Im Brief aus Deutschland heisst es weiter: «Die Freiheit, die wir heute als Europäer geniessen, ist zu einem erheblichen Teil von den Briten aufgebaut und verteidigt worden. Ihr seid ein Teil dessen geworden, was wir als Europäer verstehen. Wir würden Euch vermissen. Wir würden den legendären schwarzen Humor vermissen und den Gang ins Pub zu Feierabend, auf ein Bierchen. Wir würden Tee mit Milch vermissen und das Fahren auf der linken Seite. Wir erachten die Menschen auf der anderen Seite des Kanals als unsere Freunde. In stürmischen Zeiten würde ein wichtiger Teil der Europäischen Union wegfallen. Ihr solltet daher wissen: Wir wollen aus tiefstem Herzen, dass Ihr bleibt!»

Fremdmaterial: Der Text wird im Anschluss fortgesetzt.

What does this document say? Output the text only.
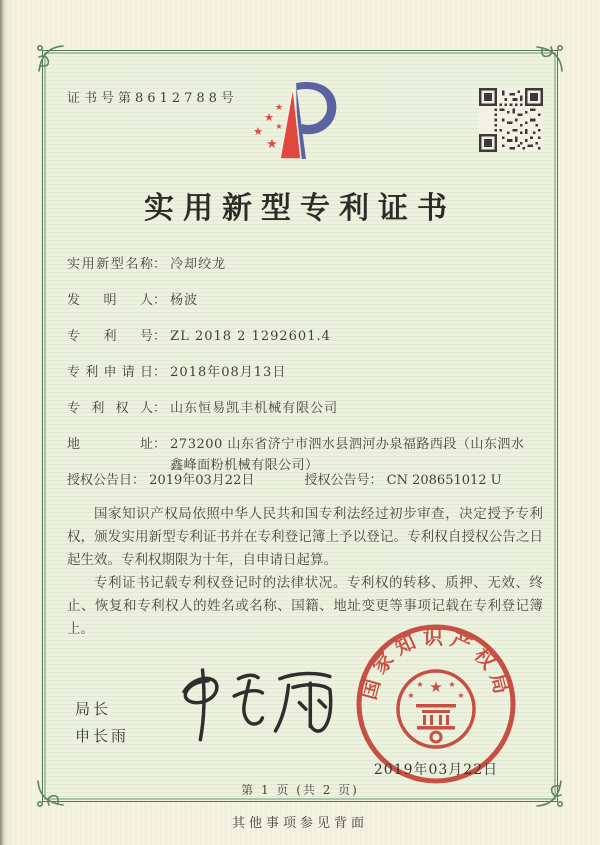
证书号第8612788号
★
★
★
★
★
实用新型专利证书
实用新型名称： 冷却绞龙
发明人： 杨波
专利号： ZL 2018 2 1292601.4
专利申请日： 2018年08月13日
专利权人： 山东恒易凯丰机械有限公司
地址： 273200 山东省济宁市泗水县泗河办泉福路西段（山东泗水鑫峰面粉机械有限公司）
授权公告日： 2019年03月22日	授权公告号： CN 208651012 U

国家知识产权局依照中华人民共和国专利法经过初步审查，决定授予专利权，颁发实用新型专利证书并在专利登记簿上予以登记。专利权自授权公告之日起生效。专利权期限为十年，自申请日起算。

专利证书记载专利权登记时的法律状况。专利权的转移、质押、无效、终止、恢复和专利权人的姓名或名称、国籍、地址变更等事项记载在专利登记簿上。

局长
申长雨
国家知识产权局
★
★	★
★	★
2019年03月22日
第 1 页 (共 2 页)
其他事项参见背面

Der Brief wurde unterzeichnet von: Annegret Kramp-Karrenbauer (CDU-Vorsitzende), Andrea Nahles (SPD-Vorsitzende), Annalena Baerbock (Grünen-Vorsitzende), Norbert Röttgen (Vorsitzender des Auswärtigen Ausschusses), Franziska Brantner (Grünen-Abgeordnete), Achim Post (SPD-Generalsekretär), Reiner Hoffmann (DBG-Präsident), Ingo Kramer (BDA-Präsident), Eric Schweitzer (DIHK-Präsident), Hans Peter Wollseifer (Präsident des Zentralverbandes des Deutschen Handwerks), Dieter Zetsche (Daimler-Vorstandschef), Tom Enders (Airbus-Vorstandschef), Frank Bsirske (Verdi-Chef), Dieter Schwarz (Lidl-Gründer), Heinrich Bedford-Strohm (Ratsvorsitzender der Evangelischen Kirche in Deutschland), Hans-Henning Horstmann (Vorsitzender der Deutsch-Britischen Gesellschaft), Margret Wintermantel (Präsidentin des Deutschen Akademischen Austauschdienstes), Hans-Christian Pape (Präsident der Humboldt-Stiftung), Klaus-Dieter Lehmann (Präsident des Goethe-Instituts), Norbert Lammert (Vorsitzender der Adenauer-Stiftung), Kurt Beck (Vorsitzender der Ebert-Stiftung), Ellen Ueberschär (Vorsitzende der Böll-Stiftung), Cem Özdemir (Vorsitzender des Ausschusses für Verkehr und digitale Infrastruktur), Karl-Heinz Paqué (Vorsitzender der Naumann-Stiftung), Aart de Geus (Vorstandsvorsitzender der Bertelsmann Stiftung), Jens Lehmann (ehemaliger Nationaltorhüter), Campino (Sänger), Igor Levit (Pianist), Carolin Emcke (Autorin) sowie Florian Hoffmann (Gründer der Do School).